Elizabeth
-Não era suposto ficares sem roupa após a transformação? É que estás com ela e eu não levei nada comigo, para tu vestires – perguntei admirada.
Ela só se riu.
-Não. És tonta. Quando eu me transformo a minha roupa desaparece não sei para onde. Tipo é como se eu tivesse uma mala invisível para onde ela vai e todas as outras coisas que eu levo. Isso é vantajoso e é muito bom.
-Aham…
Fui até a cascata e sentei-me numa rocha com ela ao lado. Observamos a água cristalina e os peixes cor-de-laranja que nadavam e brilhavam ao sol que entrava ali.
-Acho que este é o único sítio daqui, onde entra o sol.
-Pois, a floresta é muito grande e as árvores são tão grandes que tapam praticamente tudo – disse a Aby.
-Sim, da última vez que cá estive, encontramos lobisomens pelo caminho Aby. Acho que devemos ter muito cuidado…
-Não me digas – sorriu-me ela irónica – eu consigo resolver o assunto. Além disso viste como sou rápida.
Abanei a cabeça.
-Pois vi.
-Doutra vez estiveste aqui? Quando o Brandon te foi procurar?
-Sim.
-Hum, e então? O que há entre vocês os dois? Já há muito tempo que não falamos sobre estes assuntos.
-Não me apetece falar sobre isso – digo, mexendo na água. Os peixes assustam-se.
-Ah, não vais conseguir mudar de assunto minha querida. Conta lá. – abanou-me ela.
-Nada de especial. Nada de parecido com o que tens tu com o Nigel – encolhi os ombros.
-Oh, vocês só se conhecem por aí a dois dias. Acho que é normal. Mas ele gosta mesmo de ti, só não sabe como dizer-to. Aliás, vocês se beijaram, deve ter algum significado certo?
-Acho que sim. Acho que também gosto dele. Mas sabes como sou, não vou ser eu primeira a dizer.
-Oh, podes ter a certeza que ele também não o vai fazer.
Levanta-se e dá uma volta a observar melhor as coisas.
Baixei os olhos. Devo perguntar-lhe porque eles levaram-na e o que queriam dela? Hum.
-Olha, Aby, o que queriam eles de ti?
-Quem?
-Eles, tu sabes. É a segunda vez que apareceram.
-Eles estão a procura da guardiã do poder. Vão fazer um teste, depois matam-na. Porque ela é a tal última herdeira do trono, que querem ver morta.
-Então é melhor ser-mos nós a encontrá-la primeiro, não quero que ninguém morra. – Afirmo.

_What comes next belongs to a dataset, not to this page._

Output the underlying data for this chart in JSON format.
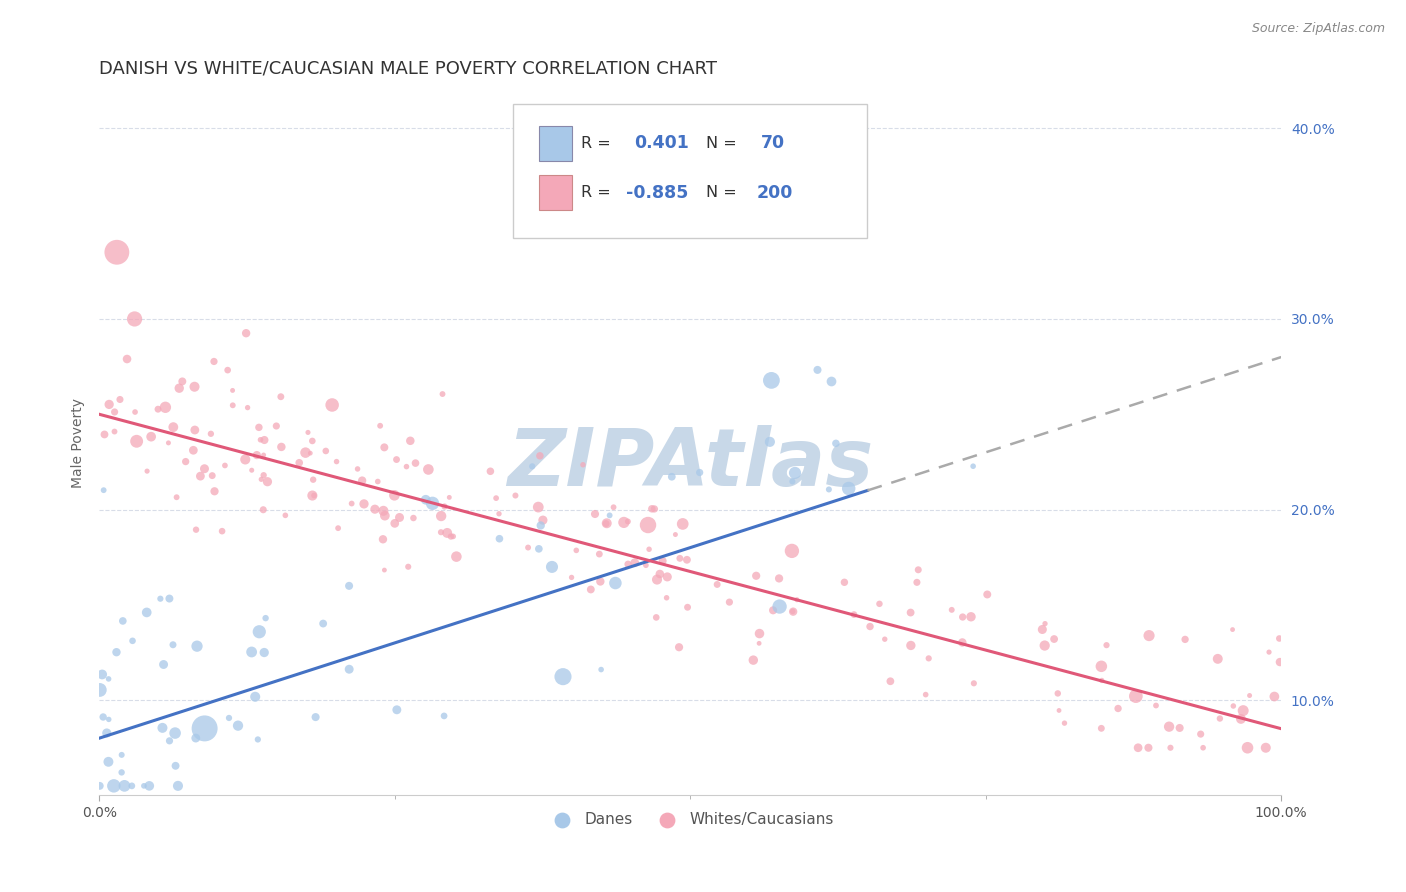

-Sim, será melhor – olha para mim.
-Agora como? – sorrio. – é tão complicado como beijar o Alex Pettyfer na realidade. A Aby deita-se na relva macia e começa a rir-se que nem uma louca, eu sem resistir também começo a rir-me.
-Beijar o Alex? Hum. – fez ar de pensativa – sabes? Um dia deste vamos mesmo de ir a Hollywood para beijá-lo.
Ri-me.
-Hum, era mesmo bom – digo com um ar sonhador?
-Bom? Seria maravilhoso, mas para mim. Tu ainda nem o Brandon como deve ser beijaste!
Dirigo-lhe um olhar de “vai passear” e ela começa a rir-se.
-Olha, já devemos voltar, são oito horas de tarde já.
-Hum, pode ser. Mas desta vez não me apertes tanto, eu não quero morrer com falta de ar.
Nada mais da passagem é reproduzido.